Other than that, the pachysandra business is trudging steadily along. Of all things that make little sense but that I like a lot, are gallons of pachysandra. We sell twenty to thirty thousand of these a year and have no idea why. Because we can use our overgrown smaller pots to produce the gallons we do not tell the customer what we are thinking, we just ship them and smile.
I am always looking for the ideal plant for us to grow, one that is green and does not bloom thus not needing trimming. I think that I have found it in Liriope spicata, creeping lilyturf. This one is hardy in Chicago and we have lots of it in the field, in fact years of supply, and so we have several systems for producing it in smaller pot sizes. We sell mostly the 2 ½” SVD of it but also the 32 plug tray. Our goal is to never run out. In fact our goal is really to sell more of them.

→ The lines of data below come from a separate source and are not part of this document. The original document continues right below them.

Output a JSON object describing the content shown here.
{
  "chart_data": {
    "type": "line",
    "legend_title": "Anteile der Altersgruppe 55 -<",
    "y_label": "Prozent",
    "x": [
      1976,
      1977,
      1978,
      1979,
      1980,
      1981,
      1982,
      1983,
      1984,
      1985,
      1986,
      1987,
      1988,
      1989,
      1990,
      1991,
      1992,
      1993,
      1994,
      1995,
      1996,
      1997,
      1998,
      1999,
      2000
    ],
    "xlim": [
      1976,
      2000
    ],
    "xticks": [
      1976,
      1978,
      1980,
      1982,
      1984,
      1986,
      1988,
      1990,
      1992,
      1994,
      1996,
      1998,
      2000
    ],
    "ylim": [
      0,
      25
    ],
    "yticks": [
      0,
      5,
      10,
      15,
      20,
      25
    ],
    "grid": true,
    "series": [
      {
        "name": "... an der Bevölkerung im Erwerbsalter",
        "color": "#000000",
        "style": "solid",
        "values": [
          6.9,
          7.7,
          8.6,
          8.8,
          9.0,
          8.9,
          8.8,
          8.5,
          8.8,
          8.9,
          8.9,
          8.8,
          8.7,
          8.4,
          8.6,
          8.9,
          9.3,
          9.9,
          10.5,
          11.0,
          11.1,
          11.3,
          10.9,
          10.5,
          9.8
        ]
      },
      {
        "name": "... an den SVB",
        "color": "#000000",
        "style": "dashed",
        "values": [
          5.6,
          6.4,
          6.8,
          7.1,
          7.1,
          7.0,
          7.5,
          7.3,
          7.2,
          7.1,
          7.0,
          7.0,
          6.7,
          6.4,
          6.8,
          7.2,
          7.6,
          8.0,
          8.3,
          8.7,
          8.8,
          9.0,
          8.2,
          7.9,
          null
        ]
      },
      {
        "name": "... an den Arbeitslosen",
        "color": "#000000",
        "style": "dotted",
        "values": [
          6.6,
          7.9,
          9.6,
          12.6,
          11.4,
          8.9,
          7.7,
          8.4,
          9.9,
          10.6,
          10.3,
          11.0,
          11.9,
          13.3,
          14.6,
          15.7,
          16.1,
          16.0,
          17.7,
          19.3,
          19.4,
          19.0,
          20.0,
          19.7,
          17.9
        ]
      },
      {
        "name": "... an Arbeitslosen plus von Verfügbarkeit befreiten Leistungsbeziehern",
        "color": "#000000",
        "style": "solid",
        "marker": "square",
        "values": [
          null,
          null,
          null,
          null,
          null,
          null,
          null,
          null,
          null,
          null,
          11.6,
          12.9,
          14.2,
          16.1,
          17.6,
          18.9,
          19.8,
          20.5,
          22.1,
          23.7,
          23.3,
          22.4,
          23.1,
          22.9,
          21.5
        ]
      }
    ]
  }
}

If there is ever any doubt in anyone’s mind about Twixwood’s attitude toward plants, the market, and the customer being always right, let that doubt be henceforth smashed because we are now starting to grow Scutellaria incana with the common name ‘Hoary Skullcap’. Someone told us that native plants were going to be the next latest rage and this plant is definitely a native which you can tell by looking at its attractiveness. It gets up to 4’ tall and has a blue bloom at some time in its life. Everything that I know comes from a close reading of the North Creek web- site. Right now we only have a hundred or so gallons, but quite shortly we will have plenty. It appears to propagate and grow with great enthusiasm.